If you’re considering having an older home renovated or updating old insulation, you have a few options to pick from. You can have your home insulated with fiberglass insulation, better known as the rolls of pink insulation commonly found in attics and in walls, or you can have your home insulated with spray foam.
Foam insulation offers a few advantages over the older fiberglass insulation including the ease to apply it and a higher R value, which results in a home with a higher R value.
Fiberglass insulation is generally rolled out and secured in place or blown in to create a pile of fiberglass insulation in the attic. This means using a lot of product and still not reaching every hard to reach nook and cranny.

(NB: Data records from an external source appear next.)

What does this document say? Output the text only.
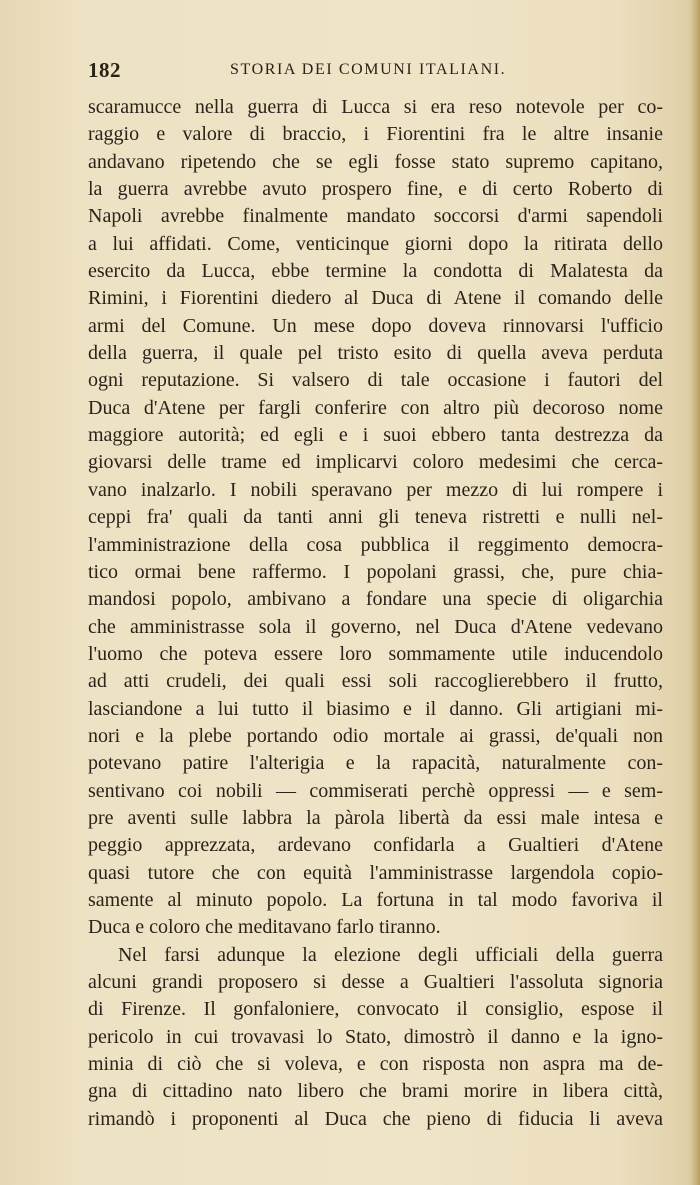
182	STORIA DEI COMUNI ITALIANI.
scaramucce nella guerra di Lucca si era reso notevole per co-
raggio e valore di braccio, i Fiorentini fra le altre insanie
andavano ripetendo che se egli fosse stato supremo capitano,
la guerra avrebbe avuto prospero fine, e di certo Roberto di
Napoli avrebbe finalmente mandato soccorsi d'armi sapendoli
a lui affidati. Come, venticinque giorni dopo la ritirata dello
esercito da Lucca, ebbe termine la condotta di Malatesta da
Rimini, i Fiorentini diedero al Duca di Atene il comando delle
armi del Comune. Un mese dopo doveva rinnovarsi l'ufficio
della guerra, il quale pel tristo esito di quella aveva perduta
ogni reputazione. Si valsero di tale occasione i fautori del
Duca d'Atene per fargli conferire con altro più decoroso nome
maggiore autorità; ed egli e i suoi ebbero tanta destrezza da
giovarsi delle trame ed implicarvi coloro medesimi che cerca-
vano inalzarlo. I nobili speravano per mezzo di lui rompere i
ceppi fra' quali da tanti anni gli teneva ristretti e nulli nel-
l'amministrazione della cosa pubblica il reggimento democra-
tico ormai bene raffermo. I popolani grassi, che, pure chia-
mandosi popolo, ambivano a fondare una specie di oligarchia
che amministrasse sola il governo, nel Duca d'Atene vedevano
l'uomo che poteva essere loro sommamente utile inducendolo
ad atti crudeli, dei quali essi soli raccoglierebbero il frutto,
lasciandone a lui tutto il biasimo e il danno. Gli artigiani mi-
nori e la plebe portando odio mortale ai grassi, de'quali non
potevano patire l'alterigia e la rapacità, naturalmente con-
sentivano coi nobili — commiserati perchè oppressi — e sem-
pre aventi sulle labbra la pàrola libertà da essi male intesa e
peggio apprezzata, ardevano confidarla a Gualtieri d'Atene
quasi tutore che con equità l'amministrasse largendola copio-
samente al minuto popolo. La fortuna in tal modo favoriva il
Duca e coloro che meditavano farlo tiranno.
Nel farsi adunque la elezione degli ufficiali della guerra
alcuni grandi proposero si desse a Gualtieri l'assoluta signoria
di Firenze. Il gonfaloniere, convocato il consiglio, espose il
pericolo in cui trovavasi lo Stato, dimostrò il danno e la igno-
minia di ciò che si voleva, e con risposta non aspra ma de-
gna di cittadino nato libero che brami morire in libera città,
rimandò i proponenti al Duca che pieno di fiducia li aveva
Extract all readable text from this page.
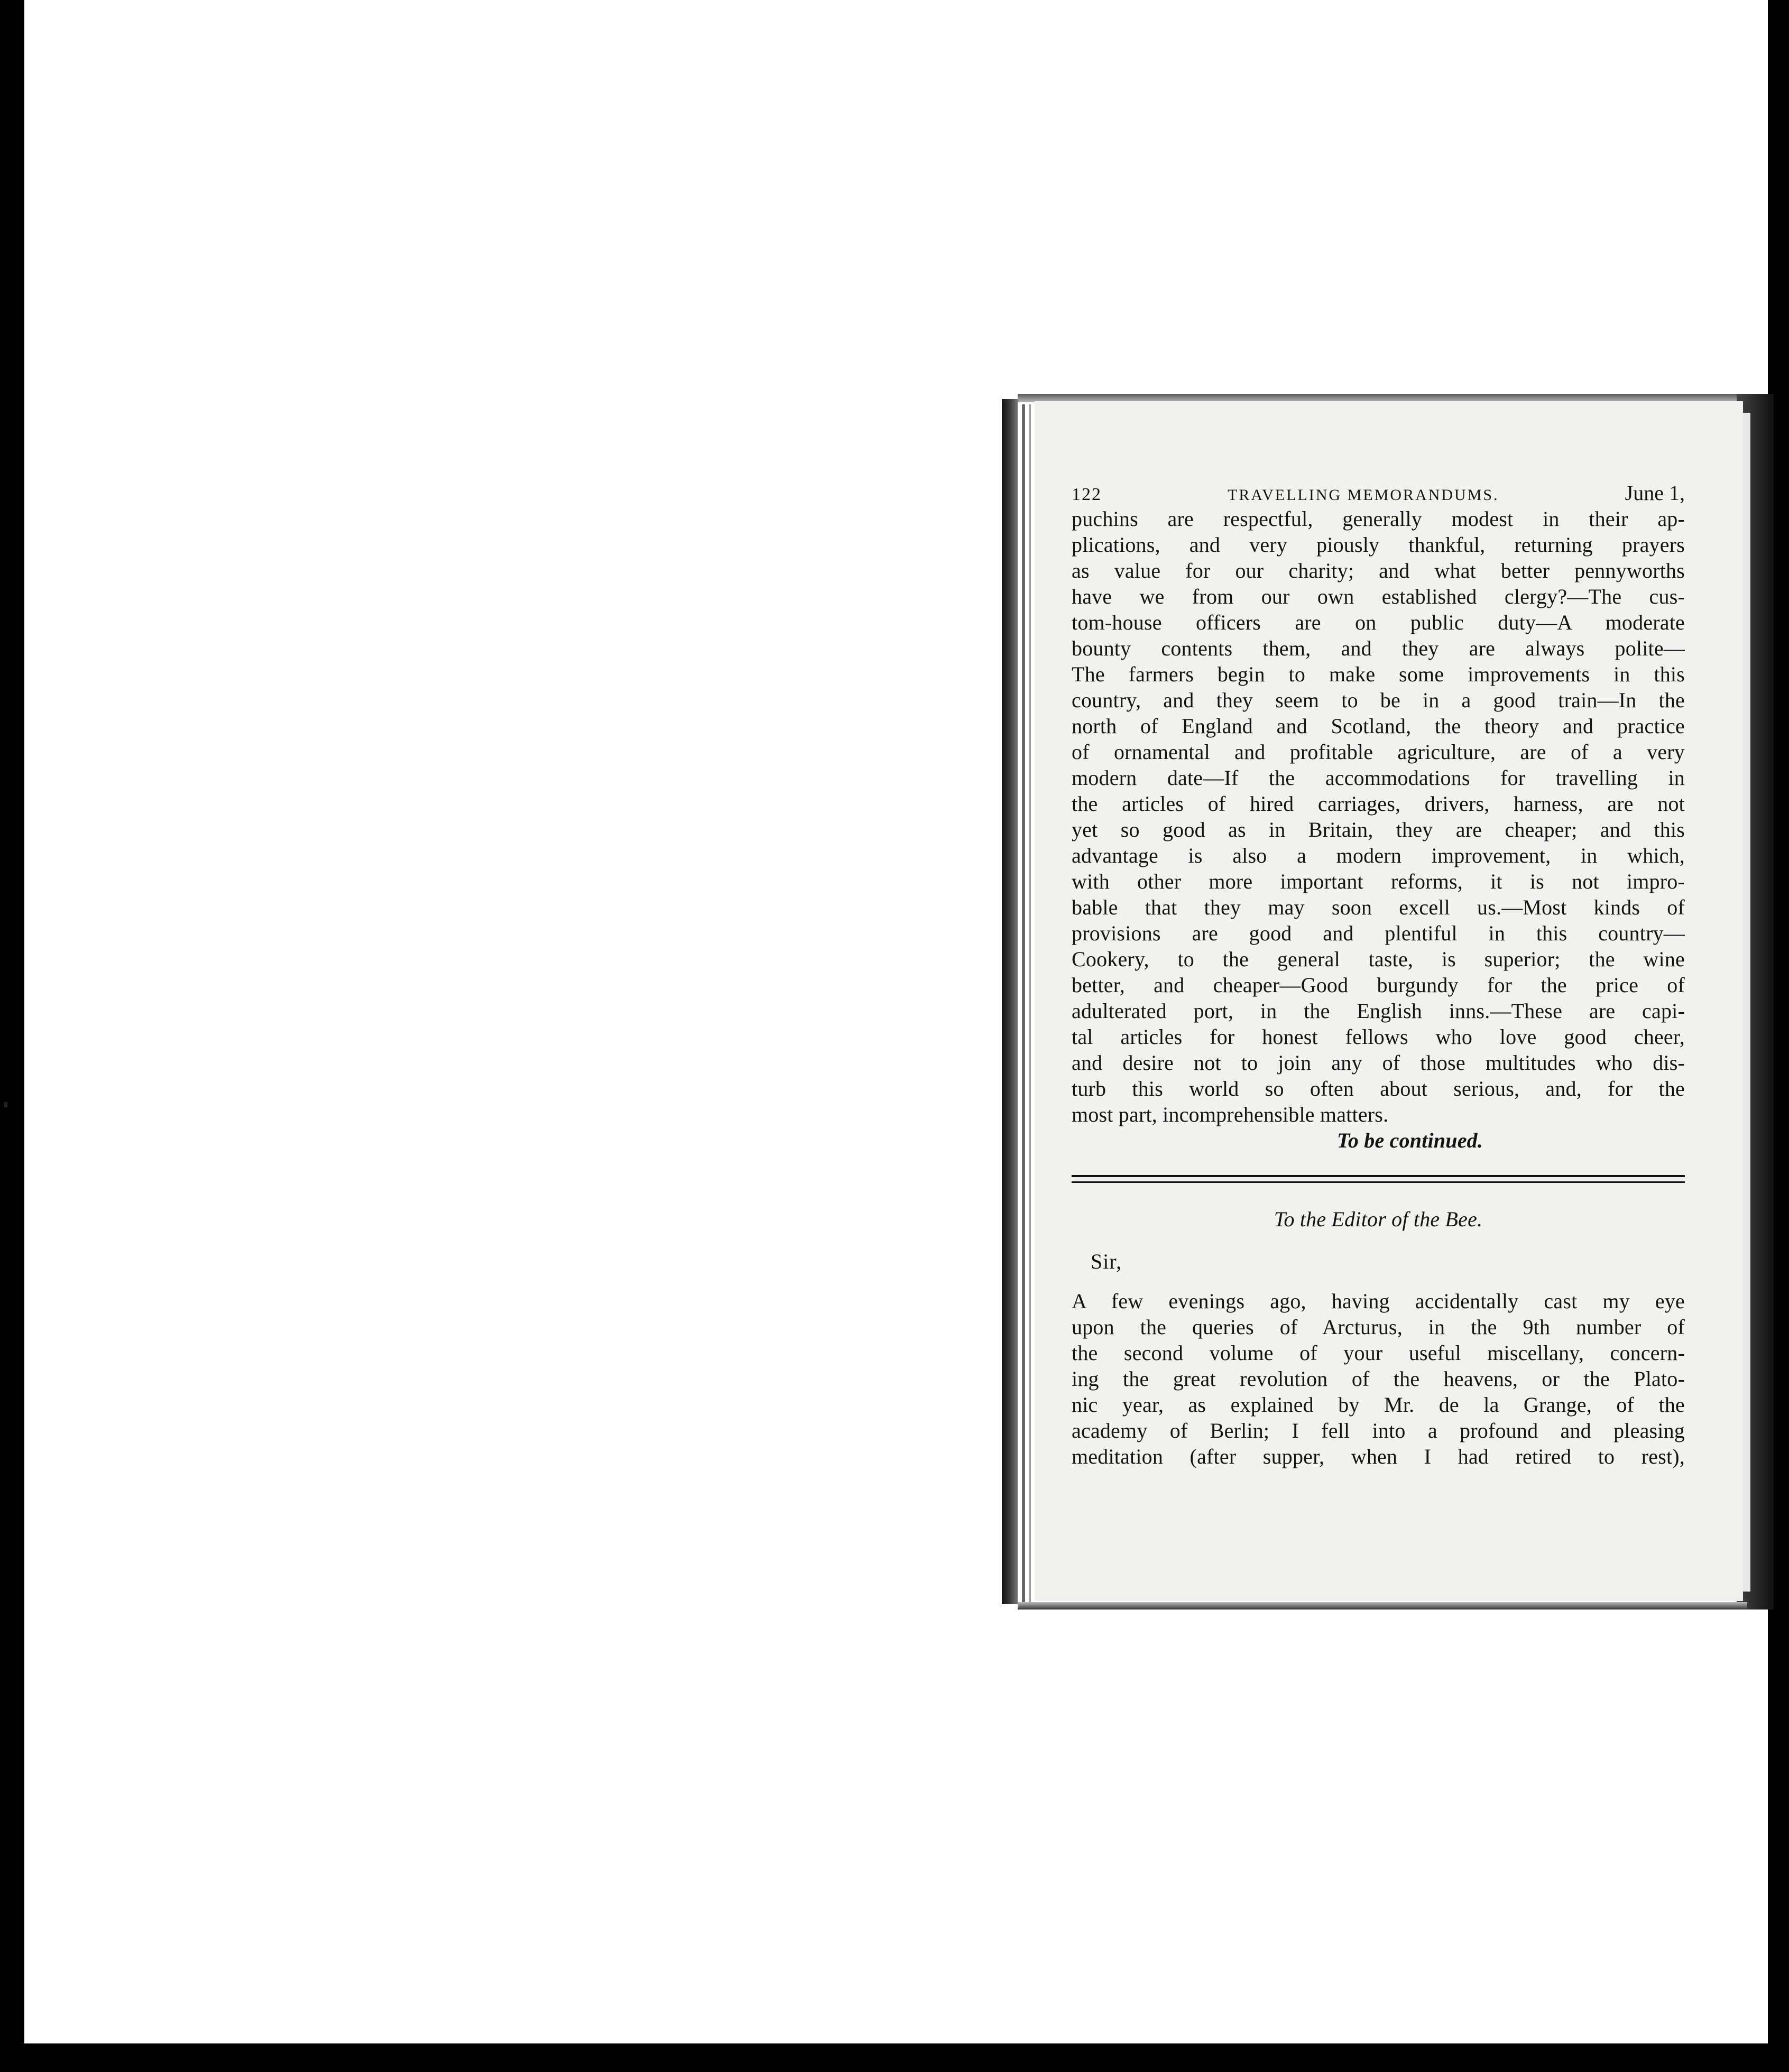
122	TRAVELLING MEMORANDUMS.	June 1,
puchins are respectful, generally modest in their ap-
plications, and very piously thankful, returning prayers
as value for our charity; and what better pennyworths
have we from our own established clergy?—The cus-
tom-house officers are on public duty—A moderate
bounty contents them, and they are always polite—
The farmers begin to make some improvements in this
country, and they seem to be in a good train—In the
north of England and Scotland, the theory and practice
of ornamental and profitable agriculture, are of a very
modern date—If the accommodations for travelling in
the articles of hired carriages, drivers, harness, are not
yet so good as in Britain, they are cheaper; and this
advantage is also a modern improvement, in which,
with other more important reforms, it is not impro-
bable that they may soon excell us.—Most kinds of
provisions are good and plentiful in this country—
Cookery, to the general taste, is superior; the wine
better, and cheaper—Good burgundy for the price of
adulterated port, in the English inns.—These are capi-
tal articles for honest fellows who love good cheer,
and desire not to join any of those multitudes who dis-
turb this world so often about serious, and, for the
most part, incomprehensible matters.
To be continued.
To the Editor of the Bee.
Sir,
A few evenings ago, having accidentally cast my eye
upon the queries of Arcturus, in the 9th number of
the second volume of your useful miscellany, concern-
ing the great revolution of the heavens, or the Plato-
nic year, as explained by Mr. de la Grange, of the
academy of Berlin; I fell into a profound and pleasing
meditation (after supper, when I had retired to rest),
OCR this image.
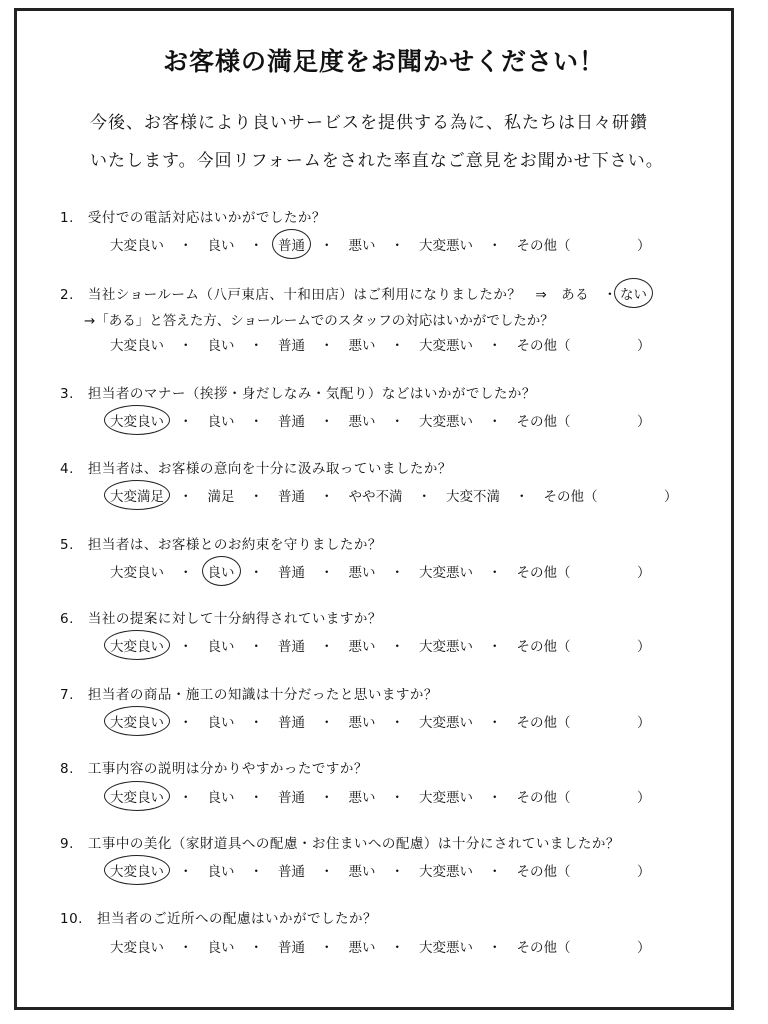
お客様の満足度をお聞かせください！
今後、お客様により良いサービスを提供する為に、私たちは日々研鑽
いたします。今回リフォームをされた率直なご意見をお聞かせ下さい。
1. 受付での電話対応はいかがでしたか？
大変良い ・ 良い ・ 普通 ・ 悪い ・ 大変悪い ・ その他（	）
2. 当社ショールーム（八戸東店、十和田店）はご利用になりましたか？　⇒　ある　・ ない
→「ある」と答えた方、ショールームでのスタッフの対応はいかがでしたか？
大変良い ・ 良い ・ 普通 ・ 悪い ・ 大変悪い ・ その他（	）
3. 担当者のマナー（挨拶・身だしなみ・気配り）などはいかがでしたか？
大変良い ・ 良い ・ 普通 ・ 悪い ・ 大変悪い ・ その他（	）
4. 担当者は、お客様の意向を十分に汲み取っていましたか？
大変満足 ・ 満足 ・ 普通 ・ やや不満 ・ 大変不満 ・ その他（	）
5. 担当者は、お客様とのお約束を守りましたか？
大変良い ・ 良い ・ 普通 ・ 悪い ・ 大変悪い ・ その他（	）
6. 当社の提案に対して十分納得されていますか？
大変良い ・ 良い ・ 普通 ・ 悪い ・ 大変悪い ・ その他（	）
7. 担当者の商品・施工の知識は十分だったと思いますか？
大変良い ・ 良い ・ 普通 ・ 悪い ・ 大変悪い ・ その他（	）
8. 工事内容の説明は分かりやすかったですか？
大変良い ・ 良い ・ 普通 ・ 悪い ・ 大変悪い ・ その他（	）
9. 工事中の美化（家財道具への配慮・お住まいへの配慮）は十分にされていましたか？
大変良い ・ 良い ・ 普通 ・ 悪い ・ 大変悪い ・ その他（	）
10. 担当者のご近所への配慮はいかがでしたか？
大変良い ・ 良い ・ 普通 ・ 悪い ・ 大変悪い ・ その他（	）
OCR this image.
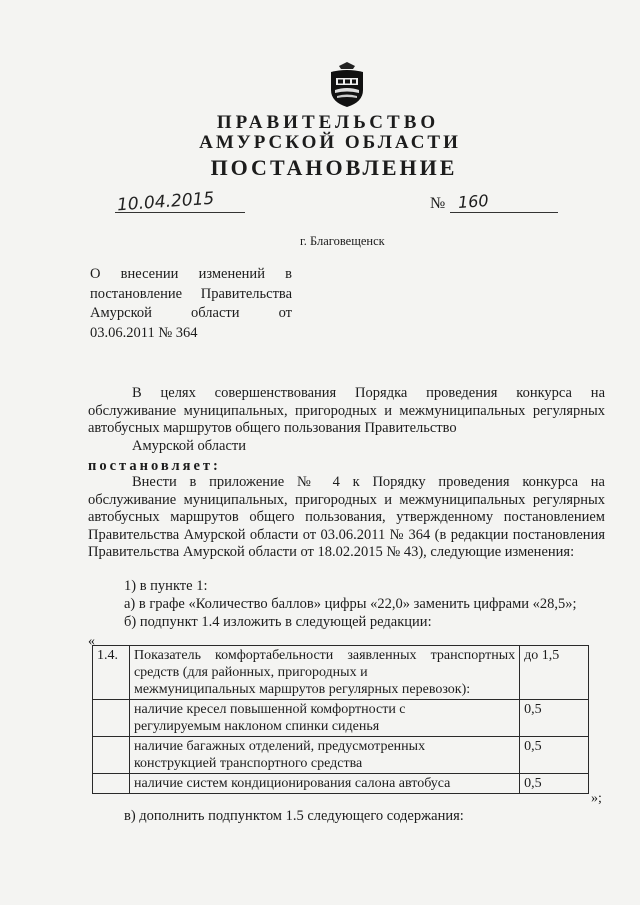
ПРАВИТЕЛЬСТВО
АМУРСКОЙ ОБЛАСТИ
ПОСТАНОВЛЕНИЕ
10.04.2015	№ 160
г. Благовещенск
О внесении изменений в
постановление Правительства
Амурской области от
03.06.2011 № 364
В целях совершенствования Порядка проведения конкурса на обслуживание муниципальных, пригородных и межмуниципальных регулярных автобусных маршрутов общего пользования Правительство
Амурской области
постановляет:
Внести в приложение № 4 к Порядку проведения конкурса на обслуживание муниципальных, пригородных и межмуниципальных регулярных автобусных маршрутов общего пользования, утвержденному постановлением Правительства Амурской области от 03.06.2011 № 364 (в редакции постановления Правительства Амурской области от 18.02.2015 № 43), следующие изменения:
1) в пункте 1:
а) в графе «Количество баллов» цифры «22,0» заменить цифрами «28,5»;
б) подпункт 1.4 изложить в следующей редакции:
«
1.4.	Показатель комфортабельности заявленных транспортных средств (для районных, пригородных и
межмуниципальных маршрутов регулярных перевозок):	до 1,5
	наличие кресел повышенной комфортности с
регулируемым наклоном спинки сиденья	0,5
	наличие багажных отделений, предусмотренных
конструкцией транспортного средства	0,5

	наличие систем кондиционирования салона автобуса	0,5
»;
в) дополнить подпунктом 1.5 следующего содержания:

Insulation on the other hand offers the advantage of being applied in the form of a liquid through a spray nozzle by a trained technician. Once it is sprayed in place it becomes foam that can mold and expand itself into hard to reach nicks and crannies. Because it can expand and fill where it is needed, foam insulation provides a tighter seal against the elements than other insulation choices including fiberglass.
If you are considering this insulation, there are two types of foam insulation to choose from. You can select either an open cell or closed cell foam product. Closed cell foam has a higher R value than open cell foam insulation. Of course how much R value you need will depend on a variety of factors including what type of climate you live in, how old your home is and how many energy leaks your home has. Even newer homes can be under insulated or improperly insulated and have areas of energy loss.
In addition to cutting down high energy bills, foam insulation can also stop air, moisture, mold and pollution from entering the home making it a good multi purpose product. The cost of the insulation varies from $1.25 to $2.25 per square foot depending on a variety of factors including geographic location Foam Conversion and how much insulation is needed.
And of course as you try to go green and become more environmentally friendly with your building choices it can be noted that insulation doesn’t contain HCFC’s a colorless gas that has been phased out of use in other areas of construction products because of its harmful effects on the ozone layer.
With all of the benefits that foam insulation can offer, including a good R value, the ease of installation and being environmentally friendly, it makes since to use foam insulation to create a home that is energy efficient without spending a lot of money to save money on your energy bills.